No pasa a saludar por la Secretaría n.° 19. Ya no es por temor a que adviertan el amor que le incinera las entrañas. Es porque por primera vez sabe que hoy sí, sin falta y sin demora, tiene que ir directamente a golpear la puerta del despacho; a escuchar la voz de ella diciéndole que pase; a plantarse como un hombre delante de la mujer a la que ama; a ignorar la pregunta trivial que suelten los labios de ella cuando lo reciba sonriendo; a pagar, o a cobrar, la deuda que tiene pendiente y que es el único motivo válido que encuentra para seguir viviendo. Porque Chaparro necesita responderle a esa mujer, de una vez y para siempre, la pregunta de sus ojos.
Ituzaingó, septiembre de 2005 E. S.
En febrero de 1987 ingresé a trabajar como empleado en el Juzgado Nacional de Primera Instancia en lo Criminal de Sentencia «Q», de la Capital Federal. Una mañana cualquiera mis compañeros más experimentados me contaron una vieja anécdota: a raíz de la amnistía para presos políticos que el gobierno de Cámpora dictó en 1973, y en circunstancias que siempre quedaron en la más completa oscuridad, salió en libertad un preso común que estaba detenido en la cárcel de Devoto a la orden del Juzgado. Se lo acusaba de delitos muy graves, y lo aguardaba una larguísima condena. Sin embargo, y sin que nadie supiera nunca el motivo, salió en libertad aquella jornada.

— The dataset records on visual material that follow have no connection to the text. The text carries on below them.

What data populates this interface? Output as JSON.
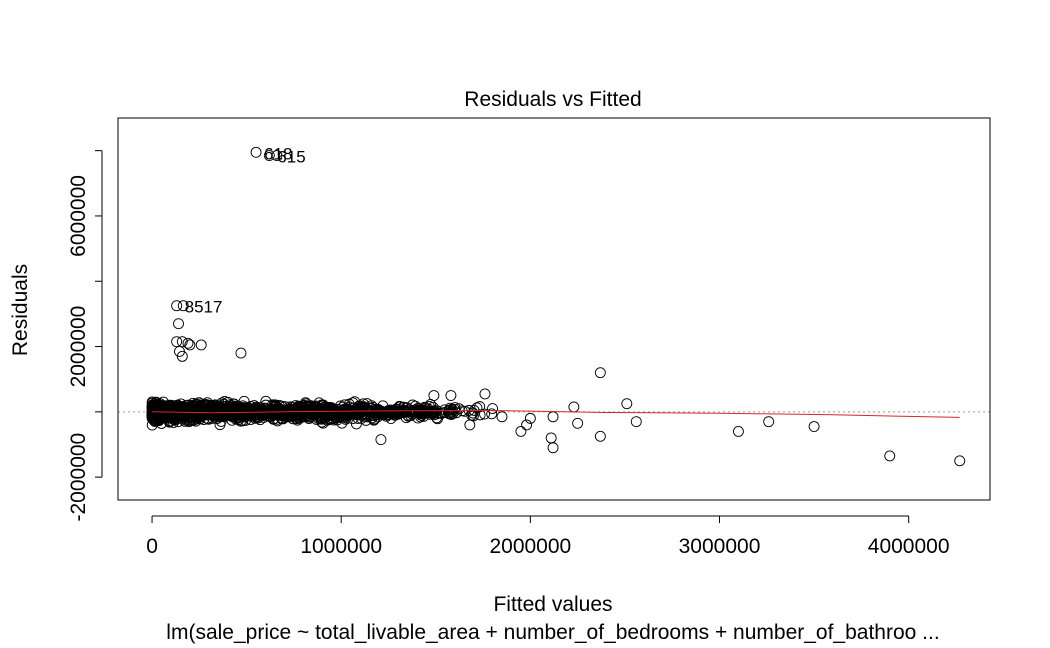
{
  "chart_data": {
    "type": "scatter",
    "title": "Residuals vs Fitted",
    "xlabel": "Fitted values",
    "ylabel": "Residuals",
    "subtitle": "lm(sale_price ~ total_livable_area + number_of_bedrooms + number_of_bathroo ...",
    "xlim": [
      -180000,
      4430000
    ],
    "ylim": [
      -2700000,
      9000000
    ],
    "x_ticks": [
      0,
      1000000,
      2000000,
      3000000,
      4000000
    ],
    "x_tick_labels": [
      "0",
      "1000000",
      "2000000",
      "3000000",
      "4000000"
    ],
    "y_ticks": [
      -2000000,
      0,
      2000000,
      4000000,
      6000000,
      8000000
    ],
    "y_tick_labels": [
      "-2000000",
      "",
      "2000000",
      "",
      "6000000",
      ""
    ],
    "point_labels": [
      {
        "text": "618",
        "x": 550000,
        "y": 7950000
      },
      {
        "text": "615",
        "x": 620000,
        "y": 7850000
      },
      {
        "text": "8517",
        "x": 130000,
        "y": 3250000
      }
    ],
    "outliers": [
      {
        "x": 550000,
        "y": 7950000
      },
      {
        "x": 620000,
        "y": 7850000
      },
      {
        "x": 660000,
        "y": 7850000
      },
      {
        "x": 130000,
        "y": 3250000
      },
      {
        "x": 165000,
        "y": 3250000
      },
      {
        "x": 140000,
        "y": 2700000
      },
      {
        "x": 130000,
        "y": 2150000
      },
      {
        "x": 160000,
        "y": 2150000
      },
      {
        "x": 190000,
        "y": 2100000
      },
      {
        "x": 260000,
        "y": 2050000
      },
      {
        "x": 200000,
        "y": 2050000
      },
      {
        "x": 145000,
        "y": 1850000
      },
      {
        "x": 160000,
        "y": 1700000
      },
      {
        "x": 470000,
        "y": 1800000
      },
      {
        "x": 2370000,
        "y": 1200000
      },
      {
        "x": 2510000,
        "y": 250000
      },
      {
        "x": 2230000,
        "y": 150000
      },
      {
        "x": 2120000,
        "y": -150000
      },
      {
        "x": 2000000,
        "y": -200000
      },
      {
        "x": 1980000,
        "y": -400000
      },
      {
        "x": 1950000,
        "y": -600000
      },
      {
        "x": 2110000,
        "y": -800000
      },
      {
        "x": 2120000,
        "y": -1100000
      },
      {
        "x": 2370000,
        "y": -750000
      },
      {
        "x": 2560000,
        "y": -300000
      },
      {
        "x": 2250000,
        "y": -350000
      },
      {
        "x": 3100000,
        "y": -600000
      },
      {
        "x": 3260000,
        "y": -300000
      },
      {
        "x": 3500000,
        "y": -450000
      },
      {
        "x": 3900000,
        "y": -1350000
      },
      {
        "x": 4270000,
        "y": -1500000
      },
      {
        "x": 1210000,
        "y": -850000
      },
      {
        "x": 1760000,
        "y": 550000
      },
      {
        "x": 1580000,
        "y": 500000
      },
      {
        "x": 1490000,
        "y": 500000
      },
      {
        "x": 1680000,
        "y": -400000
      },
      {
        "x": 1850000,
        "y": -150000
      },
      {
        "x": 1800000,
        "y": 100000
      }
    ],
    "cloud": {
      "x_min": 0,
      "x_max": 1850000,
      "resid_spread": 500000
    },
    "smooth_line": {
      "color": "#d62728",
      "x": [
        0,
        300000,
        700000,
        1200000,
        1800000,
        2400000,
        3000000,
        3600000,
        4270000
      ],
      "y": [
        0,
        -30000,
        0,
        30000,
        40000,
        -20000,
        -40000,
        -90000,
        -170000
      ]
    },
    "zero_line": {
      "y": 0,
      "style": "dotted",
      "color": "#999999"
    },
    "grid": false
  }
}
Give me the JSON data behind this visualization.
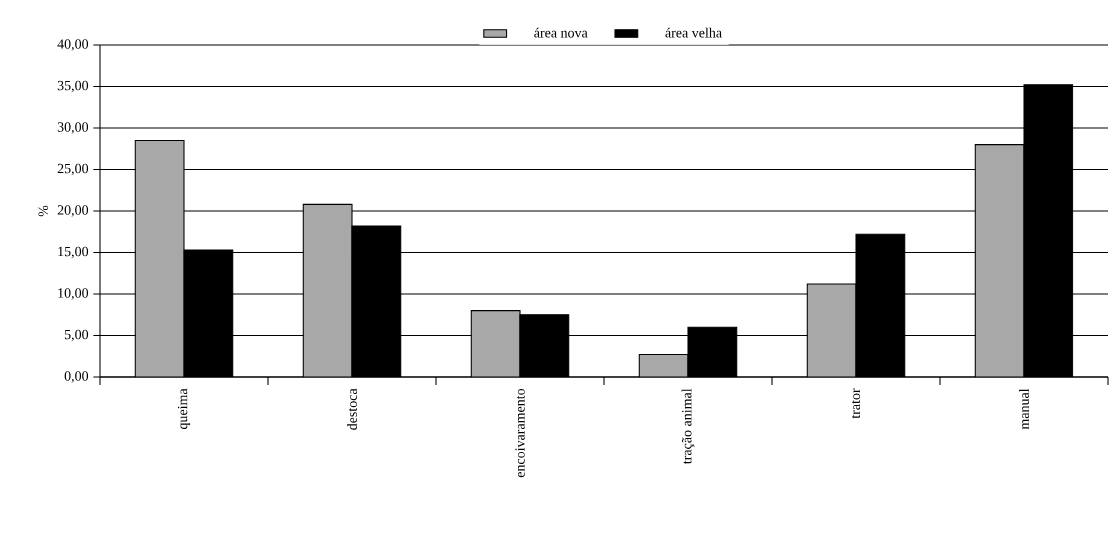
{
  "chart_data": {
    "type": "bar",
    "ylabel": "%",
    "categories": [
      "queima",
      "destoca",
      "encoivaramento",
      "tração animal",
      "trator",
      "manual"
    ],
    "series": [
      {
        "name": "área nova",
        "color": "#a8a8a8",
        "values": [
          28.5,
          20.8,
          8.0,
          2.7,
          11.2,
          28.0
        ]
      },
      {
        "name": "área velha",
        "color": "#000000",
        "values": [
          15.3,
          18.2,
          7.5,
          6.0,
          17.2,
          35.2
        ]
      }
    ],
    "ylim": [
      0,
      40
    ],
    "yticks": [
      {
        "value": 0,
        "label": "0,00"
      },
      {
        "value": 5,
        "label": "5,00"
      },
      {
        "value": 10,
        "label": "10,00"
      },
      {
        "value": 15,
        "label": "15,00"
      },
      {
        "value": 20,
        "label": "20,00"
      },
      {
        "value": 25,
        "label": "25,00"
      },
      {
        "value": 30,
        "label": "30,00"
      },
      {
        "value": 35,
        "label": "35,00"
      },
      {
        "value": 40,
        "label": "40,00"
      }
    ],
    "grid": "y",
    "legend": "top"
  }
}
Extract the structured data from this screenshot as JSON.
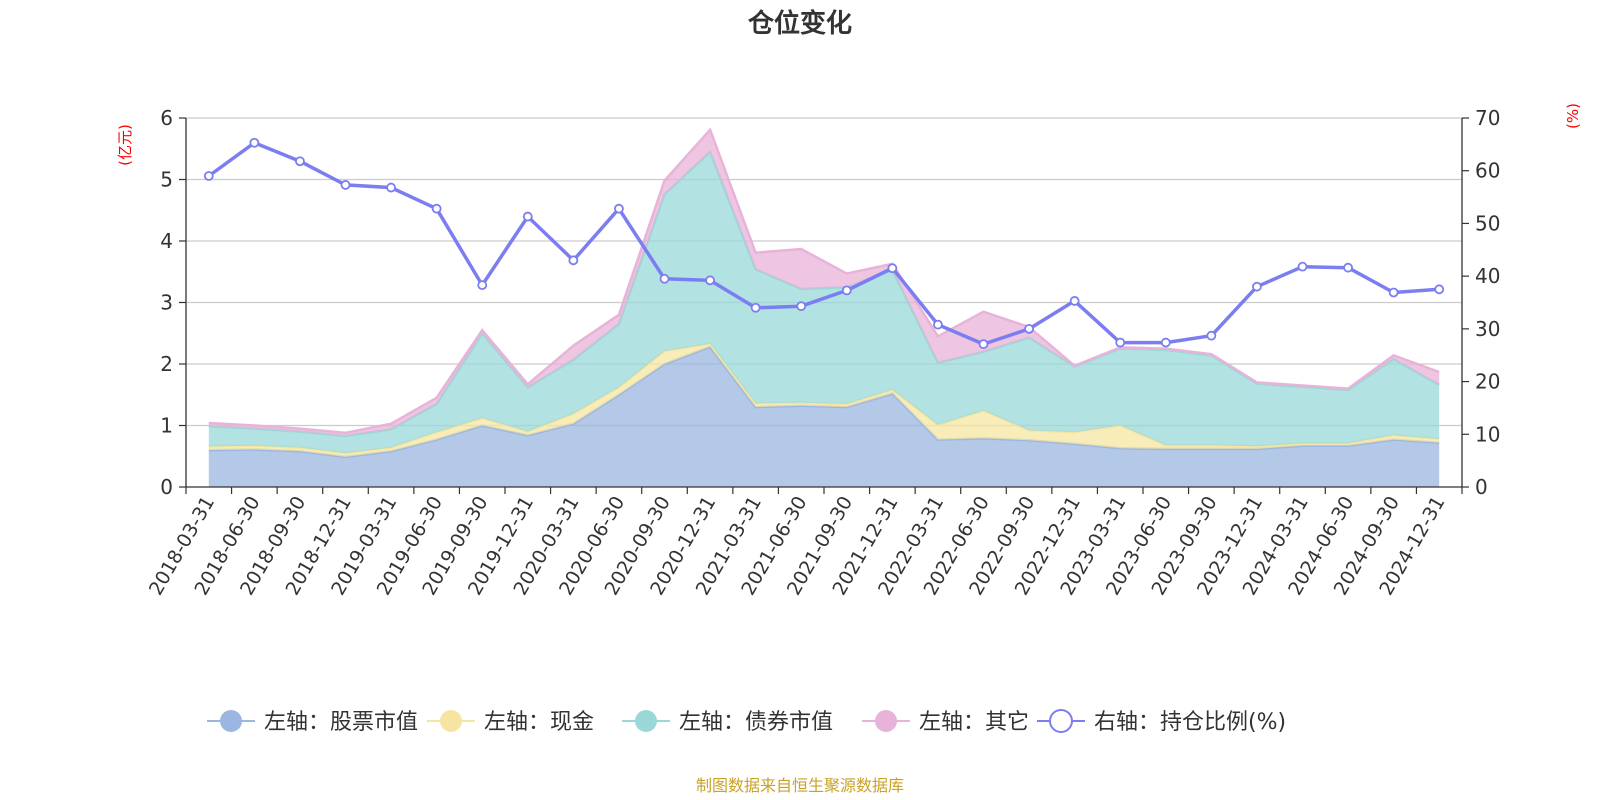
{
  "chart_data": {
    "type": "area",
    "title": "仓位变化",
    "left_axis_unit": "(亿元)",
    "right_axis_unit": "(%)",
    "left_ylim": [
      0,
      6
    ],
    "left_ticks": [
      "0",
      "1",
      "2",
      "3",
      "4",
      "5",
      "6"
    ],
    "right_ylim": [
      0,
      70
    ],
    "right_ticks": [
      "0",
      "10",
      "20",
      "30",
      "40",
      "50",
      "60",
      "70"
    ],
    "categories": [
      "2018-03-31",
      "2018-06-30",
      "2018-09-30",
      "2018-12-31",
      "2019-03-31",
      "2019-06-30",
      "2019-09-30",
      "2019-12-31",
      "2020-03-31",
      "2020-06-30",
      "2020-09-30",
      "2020-12-31",
      "2021-03-31",
      "2021-06-30",
      "2021-09-30",
      "2021-12-31",
      "2022-03-31",
      "2022-06-30",
      "2022-09-30",
      "2022-12-31",
      "2023-03-31",
      "2023-06-30",
      "2023-09-30",
      "2023-12-31",
      "2024-03-31",
      "2024-06-30",
      "2024-09-30",
      "2024-12-31"
    ],
    "series": [
      {
        "name": "左轴：股票市值",
        "axis": "left",
        "kind": "stacked-area",
        "color": "#9bb6e0",
        "values": [
          0.6,
          0.61,
          0.58,
          0.49,
          0.58,
          0.77,
          1.0,
          0.84,
          1.03,
          1.5,
          2.0,
          2.28,
          1.3,
          1.32,
          1.3,
          1.52,
          0.77,
          0.79,
          0.76,
          0.7,
          0.63,
          0.62,
          0.62,
          0.62,
          0.67,
          0.67,
          0.77,
          0.72
        ]
      },
      {
        "name": "左轴：现金",
        "axis": "left",
        "kind": "stacked-area",
        "color": "#f6e5a2",
        "values": [
          0.06,
          0.06,
          0.06,
          0.06,
          0.06,
          0.12,
          0.12,
          0.06,
          0.16,
          0.12,
          0.21,
          0.05,
          0.06,
          0.05,
          0.05,
          0.06,
          0.24,
          0.45,
          0.16,
          0.19,
          0.37,
          0.06,
          0.06,
          0.04,
          0.04,
          0.04,
          0.07,
          0.06
        ]
      },
      {
        "name": "左轴：债券市值",
        "axis": "left",
        "kind": "stacked-area",
        "color": "#9ad8d8",
        "values": [
          0.33,
          0.28,
          0.26,
          0.28,
          0.3,
          0.46,
          1.38,
          0.72,
          0.88,
          1.03,
          2.55,
          3.12,
          2.18,
          1.85,
          1.9,
          1.95,
          1.01,
          0.96,
          1.51,
          1.07,
          1.25,
          1.55,
          1.46,
          1.02,
          0.92,
          0.87,
          1.24,
          0.88
        ]
      },
      {
        "name": "左轴：其它",
        "axis": "left",
        "kind": "stacked-area",
        "color": "#e8b3d8",
        "values": [
          0.05,
          0.05,
          0.05,
          0.05,
          0.09,
          0.1,
          0.05,
          0.05,
          0.23,
          0.15,
          0.22,
          0.36,
          0.27,
          0.65,
          0.22,
          0.1,
          0.43,
          0.65,
          0.17,
          0.01,
          0.02,
          0.02,
          0.02,
          0.02,
          0.02,
          0.02,
          0.06,
          0.21
        ]
      },
      {
        "name": "右轴：持仓比例(%)",
        "axis": "right",
        "kind": "line",
        "color": "#7b7ef0",
        "values": [
          59.0,
          65.3,
          61.8,
          57.3,
          56.8,
          52.8,
          38.3,
          51.3,
          43.0,
          52.8,
          39.5,
          39.2,
          34.0,
          34.3,
          37.3,
          41.5,
          30.8,
          27.1,
          30.0,
          35.3,
          27.4,
          27.4,
          28.7,
          38.0,
          41.8,
          41.6,
          36.9,
          37.5
        ]
      }
    ],
    "legend_position": "bottom",
    "grid": true,
    "source_note": "制图数据来自恒生聚源数据库"
  },
  "colors": {
    "title": "#333333",
    "axis_unit": "#ff0000",
    "grid": "#cccccc",
    "axis_line": "#333333",
    "source_note": "#c9a227"
  }
}
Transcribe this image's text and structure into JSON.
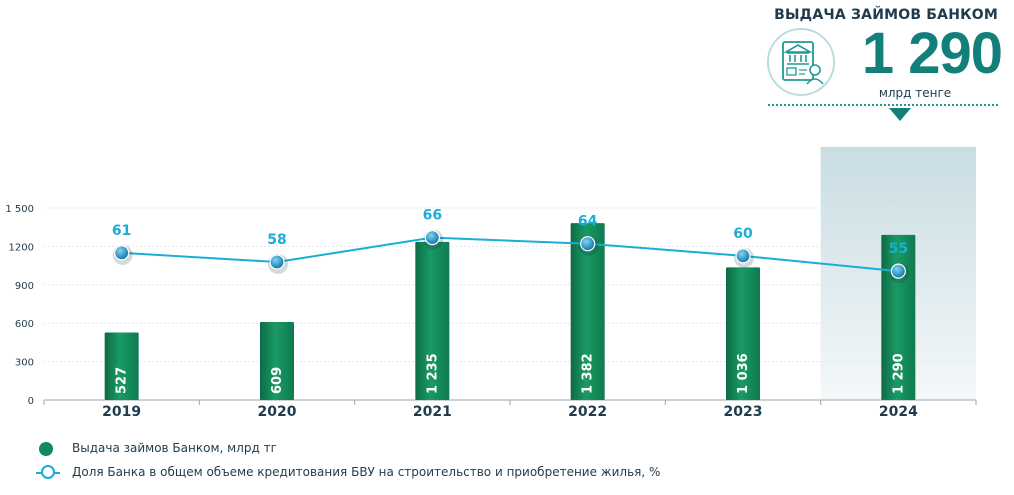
{
  "kpi": {
    "title": "ВЫДАЧА ЗАЙМОВ БАНКОМ",
    "value": "1 290",
    "unit": "млрд тенге",
    "icon": "bank-document-icon"
  },
  "chart_data": {
    "type": "bar",
    "categories": [
      "2019",
      "2020",
      "2021",
      "2022",
      "2023",
      "2024"
    ],
    "series": [
      {
        "name": "Выдача займов Банком, млрд тг",
        "type": "bar",
        "values": [
          527,
          609,
          1235,
          1382,
          1036,
          1290
        ],
        "labels": [
          "527",
          "609",
          "1 235",
          "1 382",
          "1 036",
          "1 290"
        ]
      },
      {
        "name": "Доля Банка в общем объеме кредитования БВУ на строительство и приобретение жилья, %",
        "type": "line",
        "values": [
          61,
          58,
          66,
          64,
          60,
          55
        ]
      }
    ],
    "yticks": [
      "0",
      "300",
      "600",
      "900",
      "1200",
      "1 500"
    ],
    "ylim": [
      0,
      1500
    ],
    "highlight_category": "2024",
    "colors": {
      "bar": "#138a5e",
      "line": "#1aaed6",
      "axis_text": "#1f3b4d"
    }
  },
  "legend": {
    "bars": "Выдача займов Банком, млрд тг",
    "line": "Доля Банка в общем объеме кредитования БВУ на строительство и приобретение жилья, %"
  }
}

Tiempo después recordé esa historia, y en mi imaginación se le sumaron innumerables hechos y situaciones que, aunque inventados, podían encajar como posibles antecedentes y consecuencias de la liberación injusta de un homicida convicto.
Por lo demás, la historia que se narra en estas páginas es enteramente ficticia, como lo son todos sus personajes. De hecho, a fines de la década de los sesenta las secretarías n.° 18 y n.° 19 pertenecían a un Juzgado de Sentencia, y no a uno de Instrucción. Además, no existía ningún Juzgado en lo Criminal de Instrucción, en la Capital Federal, que llevase el n.° 41. En cuanto a la sangrienta Argentina de los años setenta, que de tanto en tanto se asoma como telón de fondo de estas páginas, ojalá fuese igual de ficticia, igual de inexistente.
De todos modos, no puedo terminar estas líneas sin dedicar un afectuosísimo recuerdo a quienes trabajaron conmigo en el Juzgado de Sentencia «Q»; sobre todo a mis compañeros de la Secretaría n.° 19: Juan Carlos Travieso, Evangelina Lasala, Jorge Riva, Edy Pichot y Cristina Lara. Para esta última valga también mi profundo agradecimiento por la inapreciable ayuda que me brindó a la hora de precisar un sinnúmero de detalles jurídicos y procedimentales que resultaron necesarios para dar solidez y verosimilitud a esta historia. Si guardo un recuerdo tan grato de aquella época se lo debo fundamentalmente a todos ellos.